On Tuesday, the state cabinet passed a decision that only those who clear an online screening and aptitude test will be hired by schools as teachers.

Written by Dipti Singh | Mumbai | Published:June 1, 2017 4:21 am

The decision of the state government to recruit teaching staff of all aided schools has not gone down well with many school managements. They have alleged that the move introduced to curb cases of corruption would instead, increase with government interference.

On Tuesday, the state cabinet passed a decision that only those who clear an online screening and aptitude test will be hired by schools as teachers.

Till 2015-16, schools directly hired teachers who had cleared DEd and BEd. According to the RTE Act, 2009, all states had to mandatorily conduct Teachers Eligibility Test (TET) for hiring teachers in all types of schools. However, there have been complaints about rampant corruption with school authorities asking for money from interested candidates.

“First give jobs to those who cleared TET following the state government’s directive, then talk of the new rule. This will be unfair for the thousands who have cleared TET and they will now be forced to take the so-called aptitude test. Does the government guarantee jobs to them?” said Prashant Redij, principal of Hilda-Castellina school at Kandivli.

A trustee of a private aided school in South Mumbai said: “The government interference in recruitment would mean that the schools will have to recruit those related and known to bureaucrats and ministers.

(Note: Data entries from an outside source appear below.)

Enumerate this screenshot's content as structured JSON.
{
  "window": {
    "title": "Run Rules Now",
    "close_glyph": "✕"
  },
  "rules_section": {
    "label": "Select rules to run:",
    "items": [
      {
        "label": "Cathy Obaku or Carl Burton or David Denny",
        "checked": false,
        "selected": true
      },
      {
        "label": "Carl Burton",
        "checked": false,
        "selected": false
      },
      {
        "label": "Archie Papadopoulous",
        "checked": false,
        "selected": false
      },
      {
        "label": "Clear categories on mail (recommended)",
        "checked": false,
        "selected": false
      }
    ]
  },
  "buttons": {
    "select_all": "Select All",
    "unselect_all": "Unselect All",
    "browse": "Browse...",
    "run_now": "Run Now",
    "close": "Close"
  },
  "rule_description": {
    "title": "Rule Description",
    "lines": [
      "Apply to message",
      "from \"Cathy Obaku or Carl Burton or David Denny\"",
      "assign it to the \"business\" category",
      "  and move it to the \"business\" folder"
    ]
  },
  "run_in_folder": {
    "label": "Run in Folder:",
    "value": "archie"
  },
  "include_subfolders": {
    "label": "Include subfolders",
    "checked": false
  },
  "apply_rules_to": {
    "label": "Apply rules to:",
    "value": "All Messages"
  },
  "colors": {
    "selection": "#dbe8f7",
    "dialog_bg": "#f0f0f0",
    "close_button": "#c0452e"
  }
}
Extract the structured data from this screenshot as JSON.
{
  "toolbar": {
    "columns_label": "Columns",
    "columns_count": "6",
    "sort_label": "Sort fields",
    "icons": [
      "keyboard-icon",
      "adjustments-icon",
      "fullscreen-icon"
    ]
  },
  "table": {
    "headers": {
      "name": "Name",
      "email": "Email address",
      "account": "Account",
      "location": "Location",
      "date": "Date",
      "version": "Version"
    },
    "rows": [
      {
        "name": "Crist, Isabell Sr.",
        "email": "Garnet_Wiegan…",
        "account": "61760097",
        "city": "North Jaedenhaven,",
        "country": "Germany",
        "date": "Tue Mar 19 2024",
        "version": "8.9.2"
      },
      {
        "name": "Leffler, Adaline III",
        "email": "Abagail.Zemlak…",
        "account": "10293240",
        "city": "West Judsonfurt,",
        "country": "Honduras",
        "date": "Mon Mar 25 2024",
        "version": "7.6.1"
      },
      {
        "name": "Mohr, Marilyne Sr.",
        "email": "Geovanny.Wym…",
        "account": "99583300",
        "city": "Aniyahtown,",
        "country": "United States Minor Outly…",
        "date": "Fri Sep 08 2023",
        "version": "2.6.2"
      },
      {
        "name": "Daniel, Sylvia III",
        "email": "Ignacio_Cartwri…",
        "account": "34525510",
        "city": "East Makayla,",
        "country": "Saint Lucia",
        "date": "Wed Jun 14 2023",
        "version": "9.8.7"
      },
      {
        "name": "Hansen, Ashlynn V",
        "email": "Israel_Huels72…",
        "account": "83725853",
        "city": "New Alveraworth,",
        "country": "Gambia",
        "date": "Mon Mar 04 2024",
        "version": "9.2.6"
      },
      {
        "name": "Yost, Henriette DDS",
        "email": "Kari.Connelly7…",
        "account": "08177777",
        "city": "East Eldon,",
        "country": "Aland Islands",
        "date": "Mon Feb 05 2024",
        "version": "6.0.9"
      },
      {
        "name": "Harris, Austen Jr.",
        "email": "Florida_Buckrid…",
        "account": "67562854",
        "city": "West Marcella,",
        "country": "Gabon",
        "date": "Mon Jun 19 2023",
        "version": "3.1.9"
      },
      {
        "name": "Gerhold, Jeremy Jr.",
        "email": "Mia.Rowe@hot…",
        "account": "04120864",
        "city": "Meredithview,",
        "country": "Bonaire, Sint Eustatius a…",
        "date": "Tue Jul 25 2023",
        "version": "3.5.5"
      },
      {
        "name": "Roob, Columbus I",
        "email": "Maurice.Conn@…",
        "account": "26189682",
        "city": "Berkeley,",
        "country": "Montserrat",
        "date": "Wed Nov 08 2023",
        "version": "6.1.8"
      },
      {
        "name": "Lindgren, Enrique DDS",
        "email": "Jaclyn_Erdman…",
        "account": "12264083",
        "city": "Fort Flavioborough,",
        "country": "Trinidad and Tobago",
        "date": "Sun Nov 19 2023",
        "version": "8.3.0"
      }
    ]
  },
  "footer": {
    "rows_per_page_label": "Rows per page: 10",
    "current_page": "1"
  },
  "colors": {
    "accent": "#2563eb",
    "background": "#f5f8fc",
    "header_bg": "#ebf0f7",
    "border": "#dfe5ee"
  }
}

If we recruit qualified candidates on our own, the education department will not approve the posts and pay their salary.”

Minister of School Education and Sports, Vinod Tawde, however, said: “In the past two decades, nearly 700 BEd and 500 DEd colleges have started. As a result, anyone can get admissions to these colleges. Candidates passing out from these colleges are recruited by the schools. Schools are not bothered whether these candidates are fit to teach or have the skills, they just consider the degrees before appointing them. The new test will ensure that the applicants can actually teach. The idea is to raise the standard of teachers.”

There are over one lakh aided schools across Maharashtra and the government spends over Rs 57,000 crore a year on education, of which 92 per cent is spent towards salaries of teaching and non-teaching staff, the minister said.